A Conveyance of Disappointment


So at long last, after nearly 5 months, my mother's house is sold.

It's been a long uphill struggle. After an estate agent that overvalued the property, and advised us that doing a “offers above" price would work best, we've actually managed to sell it. Why anybody would offer more than the price listed on an estate agents card is beyond me. Particularly for a small  2 up 2 down terrace property just outside Rotherham! Anyway, I did manage to get a discount on the estate agents fees by challenging her that I thought the property had been put on the market at the wrong price.

Actually the selling price  was rather  immaterial.

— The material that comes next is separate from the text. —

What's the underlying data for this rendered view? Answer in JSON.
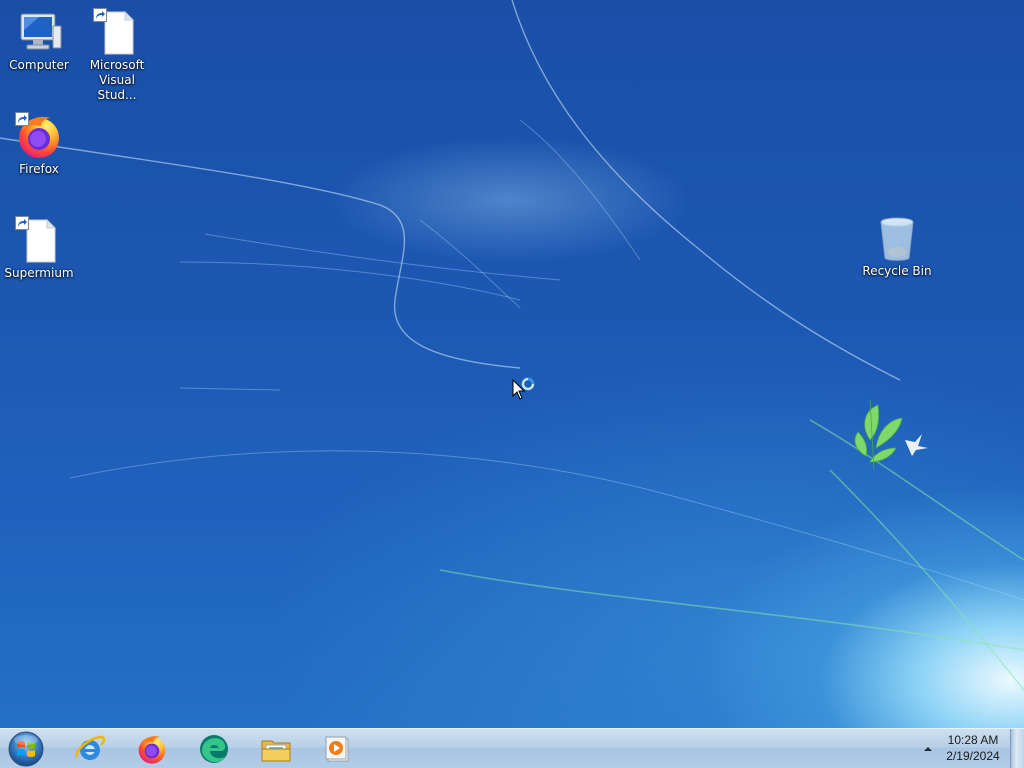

All the proceeds over and above £24,000 will go to the government  to pay for my mother's care. The slow drip feed of my inheritance into the coffers of Rotherham Metropolitan Borough Council.

We accepted an offer from somebody £6000 below the asking price on condition that they were a cash buyer and would move quickly. That was in May! I  don't think the other buyer has deliberately delayed. I certainly haven't delayed, and wanted the whole process to be over as quickly as possible and appease my Mothers worries. It is after all for her the last stage of settling comfortably into Rotherwood, the care home which she now calls home and where I rather fell she rules the roost.  So who was holding up the process?

I'm sure any of you that have bought or sold a home will know the answer. Solicitors. And what were they doing? Conveying. And what were they conveying? Well, it certainly wasn't information to me! Solicitors seem quite happy to just take the instructions and leave you in the dark for weeks. I remember this happened when Richard and I bought our current flat, and it has certainly just happened during the sale of my mother's house. Having instructed the solicitors back in May, I heard nothing from them for several weeks. I rang and asked if I could get a timescale of how we expected things to proceed. The solicitor tells me that the client will now be trying to get their mortgage together and that we will have to wait until that has happened. I  said "could you check that out" as it  sounded rather strange. The estate agent had told me they were cash buyers and developers so in a position to move immediately. The solicitor looked down at her papers, and if a blush could be communicated  along the telephone lines, then one came my way.

“Oh yes" she replied “I see that they are"

“Which means!" I asked in the spirit of  hopeful enquiry. 

“ Well, it should all move quite quickly now then" she said. That was the end of June. We completed on Friday. Actually it wasn't all down to her delaying or not chasing things up. The other party's solicitor went on a two-week holiday which meant that the whole process ground to a halt  as evidently that meant there was nobody else in his office  who could deal with anything.

The only upside of this is  at least when you're selling a property and not buying one, the fees are low. Much lower than the fees of the barely competent estate agents.